His Teacher marked it wrong and said the answer was 159uf - with a little note on the side "Reactance of 90nf does NOT equal 1k ohm at 1khz".
Vo/Vin=(1/RC)/(jw+1/RC), where w=radian frequency=2*pi*F
|Vo/Vin|=(1/RC)/sqrt(w^2+(1/RC)^2)=0.5, by problem definition
F=1000, R=1000
solving for C,
C=sqrt(3)/(w*R)
C=275.66nF
The teacher's solution (probably 159nF, not uF) does indeed give Xc=1k@1kHz, but due to the associated 45 degree phase shift, the resulting amplitude is 0.707V.
Tell your friend to take this back to the teacher.
I agree with Megamox. If you assume the output voltage is across the resistor then.
Vo/Vi = R/(R + 1/SC) = 0.5 Let SC = jwC
Vo/Vi = R/(R - j/wC) = 0.5
Thus wRC/(wRC -j) = 0.5
Take the modulus wRC/sqrt{(wRC)^2 + 1} = 0.5
Square both sides and rearrange 4(wRC)^2 = (wRC)^2 + 1
3(wRC)^2 = 1 gives C = 1/{sqrt(3) wR}
C = 92 nF
Edit: After posting this, I noticed Ron's latest post. He has the output across the capacitor. Whereas, I assumed it was across the resistor. So I'll re-do the maths to see if it agrees with Ron's simulation.
If R = 1000 ohm, w = 2 pi * 1000
I would appear that the difference is whther you take the output across the resistor or the cap. I'll do the maths and see if I get the same answer as Ron if the output is across the cap.
I transposed the R and C and re-did the maths. This way, the answer is 275 nF as Ron said.

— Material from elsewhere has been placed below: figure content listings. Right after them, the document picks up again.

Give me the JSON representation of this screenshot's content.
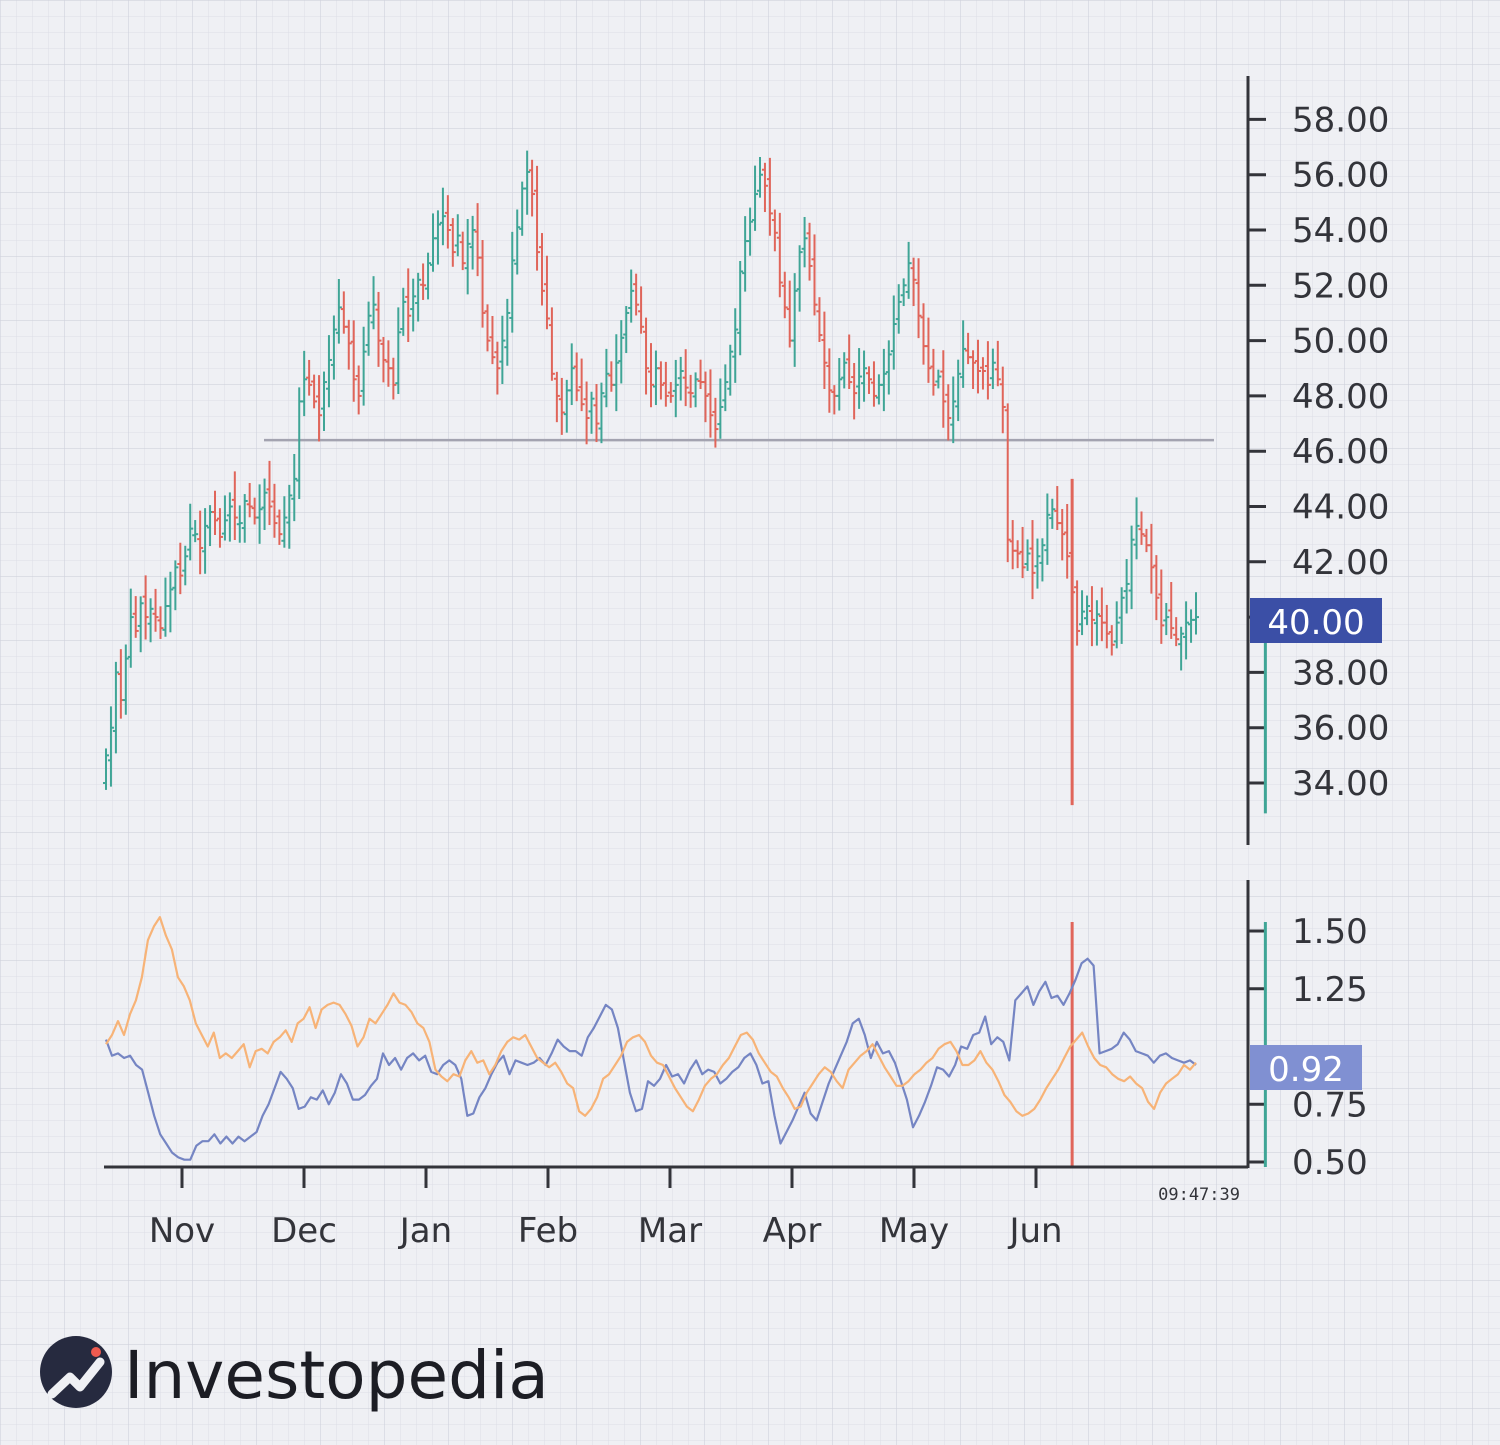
{
  "chart_data": [
    {
      "type": "ohlc-bar",
      "y_ticks": [
        "34.00",
        "36.00",
        "38.00",
        "40.00",
        "42.00",
        "44.00",
        "46.00",
        "48.00",
        "50.00",
        "52.00",
        "54.00",
        "56.00",
        "58.00"
      ],
      "ylim": [
        32.5,
        59.5
      ],
      "x_labels": [
        "Nov",
        "Dec",
        "Jan",
        "Feb",
        "Mar",
        "Apr",
        "May",
        "Jun"
      ],
      "current_value": "40.00",
      "neckline": 46.4,
      "colors": {
        "up": "#3fa596",
        "down": "#e0655a",
        "neckline": "#a3a3b0",
        "badge": "#3b4fa6"
      },
      "closes": [
        35.0,
        36.0,
        38.0,
        37.0,
        38.5,
        40.0,
        39.5,
        40.5,
        40.0,
        40.3,
        40.0,
        39.6,
        40.4,
        41.0,
        41.8,
        41.5,
        42.2,
        43.2,
        43.0,
        42.5,
        43.3,
        43.8,
        43.5,
        42.9,
        43.5,
        44.0,
        43.6,
        43.4,
        44.2,
        44.0,
        43.6,
        43.9,
        44.5,
        44.0,
        43.4,
        43.0,
        43.6,
        44.4,
        45.0,
        47.8,
        48.6,
        48.4,
        47.8,
        47.3,
        48.5,
        49.3,
        50.4,
        51.2,
        50.5,
        49.9,
        48.6,
        48.0,
        49.6,
        50.9,
        51.3,
        50.0,
        49.3,
        49.0,
        48.4,
        50.3,
        51.4,
        50.9,
        51.6,
        52.2,
        52.0,
        52.8,
        53.7,
        54.2,
        54.5,
        54.0,
        53.2,
        53.8,
        52.8,
        53.5,
        54.0,
        53.0,
        51.0,
        50.0,
        49.4,
        49.0,
        50.0,
        51.0,
        52.9,
        54.1,
        55.5,
        56.1,
        55.3,
        53.2,
        51.8,
        50.8,
        48.8,
        48.0,
        47.4,
        48.2,
        49.0,
        48.2,
        47.7,
        47.2,
        47.9,
        47.0,
        48.1,
        48.8,
        48.4,
        49.2,
        50.1,
        51.0,
        51.8,
        51.3,
        50.5,
        49.0,
        48.4,
        49.0,
        48.4,
        48.0,
        48.0,
        48.4,
        48.9,
        48.3,
        48.1,
        48.6,
        48.5,
        48.0,
        47.3,
        46.8,
        47.6,
        48.5,
        49.6,
        50.4,
        52.5,
        53.6,
        54.3,
        55.3,
        56.0,
        55.6,
        54.6,
        53.9,
        52.1,
        51.2,
        50.0,
        51.8,
        53.2,
        53.7,
        52.7,
        51.3,
        50.2,
        49.2,
        48.2,
        48.0,
        48.6,
        49.2,
        48.5,
        48.1,
        48.7,
        49.0,
        48.6,
        48.0,
        48.4,
        48.8,
        49.5,
        50.6,
        51.4,
        52.0,
        52.8,
        52.2,
        50.9,
        49.8,
        49.0,
        48.4,
        48.7,
        47.8,
        47.2,
        47.8,
        48.8,
        49.7,
        49.4,
        49.2,
        48.9,
        48.9,
        48.4,
        49.2,
        48.6,
        47.6,
        42.8,
        42.4,
        42.3,
        41.8,
        42.3,
        41.6,
        42.2,
        42.6,
        43.7,
        43.9,
        43.4,
        43.0,
        42.2,
        40.9,
        39.5,
        40.2,
        40.4,
        39.9,
        40.1,
        39.8,
        39.4,
        39.0,
        39.8,
        40.7,
        41.2,
        42.8,
        43.3,
        43.0,
        42.6,
        41.8,
        40.7,
        39.7,
        40.0,
        39.6,
        39.2,
        39.4,
        39.8,
        39.9,
        40.0
      ],
      "big_bars": [
        {
          "index": 195,
          "top": 45.0,
          "bottom": 33.2,
          "color": "#e0655a"
        },
        {
          "index": 234,
          "top": 39.3,
          "bottom": 32.9,
          "color": "#3fa596"
        }
      ]
    },
    {
      "type": "line",
      "y_ticks": [
        "0.50",
        "0.75",
        "1.25",
        "1.50"
      ],
      "ylim": [
        0.5,
        1.5
      ],
      "current_value": "0.92",
      "colors": {
        "blue": "#7585c3",
        "orange": "#f7b377",
        "badge": "#8090d2"
      },
      "series": [
        {
          "name": "",
          "color": "#7585c3",
          "values": [
            1.03,
            0.96,
            0.97,
            0.95,
            0.96,
            0.92,
            0.9,
            0.8,
            0.7,
            0.62,
            0.58,
            0.54,
            0.52,
            0.51,
            0.51,
            0.57,
            0.59,
            0.59,
            0.62,
            0.58,
            0.61,
            0.58,
            0.61,
            0.59,
            0.61,
            0.63,
            0.7,
            0.75,
            0.82,
            0.89,
            0.86,
            0.82,
            0.73,
            0.74,
            0.78,
            0.77,
            0.81,
            0.75,
            0.8,
            0.88,
            0.84,
            0.77,
            0.77,
            0.79,
            0.83,
            0.86,
            0.97,
            0.92,
            0.95,
            0.9,
            0.95,
            0.97,
            0.94,
            0.96,
            0.89,
            0.88,
            0.92,
            0.94,
            0.92,
            0.86,
            0.7,
            0.71,
            0.78,
            0.82,
            0.88,
            0.93,
            0.96,
            0.88,
            0.94,
            0.93,
            0.92,
            0.93,
            0.95,
            0.92,
            0.97,
            1.03,
            1.0,
            0.98,
            0.98,
            0.96,
            1.04,
            1.08,
            1.13,
            1.18,
            1.16,
            1.08,
            0.94,
            0.8,
            0.72,
            0.73,
            0.85,
            0.83,
            0.86,
            0.92,
            0.87,
            0.88,
            0.84,
            0.9,
            0.94,
            0.88,
            0.9,
            0.89,
            0.84,
            0.86,
            0.89,
            0.91,
            0.95,
            0.97,
            0.92,
            0.84,
            0.85,
            0.7,
            0.58,
            0.63,
            0.68,
            0.74,
            0.8,
            0.71,
            0.68,
            0.76,
            0.84,
            0.9,
            0.96,
            1.02,
            1.1,
            1.12,
            1.05,
            0.95,
            1.02,
            0.97,
            0.98,
            0.93,
            0.85,
            0.77,
            0.65,
            0.7,
            0.76,
            0.83,
            0.91,
            0.9,
            0.87,
            0.92,
            1.0,
            0.99,
            1.05,
            1.06,
            1.13,
            1.01,
            1.04,
            1.02,
            0.94,
            1.2,
            1.23,
            1.26,
            1.18,
            1.24,
            1.28,
            1.21,
            1.22,
            1.18,
            1.23,
            1.29,
            1.36,
            1.38,
            1.35,
            0.97,
            0.98,
            0.99,
            1.01,
            1.06,
            1.03,
            0.98,
            0.97,
            0.96,
            0.93,
            0.96,
            0.97,
            0.95,
            0.94,
            0.93,
            0.94,
            0.92
          ]
        },
        {
          "name": "",
          "color": "#f7b377",
          "values": [
            1.01,
            1.05,
            1.11,
            1.05,
            1.14,
            1.2,
            1.3,
            1.46,
            1.52,
            1.56,
            1.48,
            1.42,
            1.3,
            1.26,
            1.2,
            1.1,
            1.05,
            1.0,
            1.06,
            0.95,
            0.97,
            0.95,
            0.98,
            1.01,
            0.91,
            0.98,
            0.99,
            0.97,
            1.02,
            1.04,
            1.07,
            1.02,
            1.1,
            1.12,
            1.17,
            1.08,
            1.16,
            1.18,
            1.19,
            1.18,
            1.14,
            1.09,
            1.0,
            1.04,
            1.12,
            1.1,
            1.14,
            1.18,
            1.23,
            1.19,
            1.18,
            1.15,
            1.1,
            1.08,
            1.02,
            0.9,
            0.87,
            0.85,
            0.88,
            0.87,
            0.94,
            0.98,
            0.93,
            0.94,
            0.88,
            0.92,
            0.98,
            1.02,
            1.04,
            1.03,
            1.05,
            1.0,
            0.95,
            0.93,
            0.91,
            0.93,
            0.89,
            0.84,
            0.82,
            0.72,
            0.7,
            0.73,
            0.78,
            0.86,
            0.88,
            0.92,
            0.96,
            1.02,
            1.04,
            1.05,
            1.02,
            0.96,
            0.93,
            0.92,
            0.87,
            0.82,
            0.78,
            0.74,
            0.72,
            0.77,
            0.83,
            0.86,
            0.88,
            0.92,
            0.95,
            1.0,
            1.05,
            1.06,
            1.03,
            0.97,
            0.93,
            0.89,
            0.87,
            0.82,
            0.78,
            0.73,
            0.74,
            0.8,
            0.84,
            0.88,
            0.91,
            0.89,
            0.85,
            0.82,
            0.9,
            0.93,
            0.96,
            0.98,
            1.01,
            0.96,
            0.91,
            0.87,
            0.83,
            0.83,
            0.85,
            0.88,
            0.9,
            0.93,
            0.95,
            0.99,
            1.01,
            1.02,
            0.98,
            0.92,
            0.92,
            0.94,
            0.98,
            0.93,
            0.9,
            0.85,
            0.79,
            0.76,
            0.72,
            0.7,
            0.71,
            0.73,
            0.77,
            0.82,
            0.86,
            0.9,
            0.95,
            1.0,
            1.03,
            1.06,
            1.0,
            0.95,
            0.92,
            0.91,
            0.88,
            0.86,
            0.85,
            0.87,
            0.84,
            0.82,
            0.76,
            0.73,
            0.8,
            0.84,
            0.86,
            0.88,
            0.92,
            0.9,
            0.93
          ]
        }
      ],
      "big_bars": [
        {
          "index": 195,
          "color": "#e0655a"
        },
        {
          "index": 234,
          "color": "#3fa596"
        }
      ]
    }
  ],
  "footer": {
    "timestamp": "09:47:39",
    "logo_text": "Investopedia"
  }
}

So we are all right! (except your teacher)
I had a feeling that the Xc of the cap would not = 1 k for the output to be half.
The relationship between the supply voltage and the voltages across the R and the C is not linear. They are related by Pythagorus (I'm not sure about the spelling)
Len, you're right. Megamox, please accept my apologies. As Len said, I assumed the lowpass configuration. I think the original wording implied the highpass config, which I didn't even consider. I guess I was only half wrong.
Anyhow, the teacher needs some re-education.
Yeah, I know. I just felt bad for chiding Megamox while not considering that there were two solutions.
God, I hope Megamox has a way to get this back to the teacher. We have enough guys giving bad advice in this forum. We don't need teachers creating more of them! :roll:
The teacher probably meant that the capacitor with a reactance equal to the resistor will produce a half-power output from across the capacitor.
The voltage is at 0.707, therefore the output is 3dB down which is half-power.
Len, I see you've been on this forum for 2 years. You need an avatar so we can more easily spot your posts, and also to see what sort of foolish picture you select for it. :lol:
The teacher probably meant that the capacitor with a reactance equal to the resistor will produce a half-power output from across the capacitor.
The voltage is at 0.707, therefore the output is 3dB down which is half-power.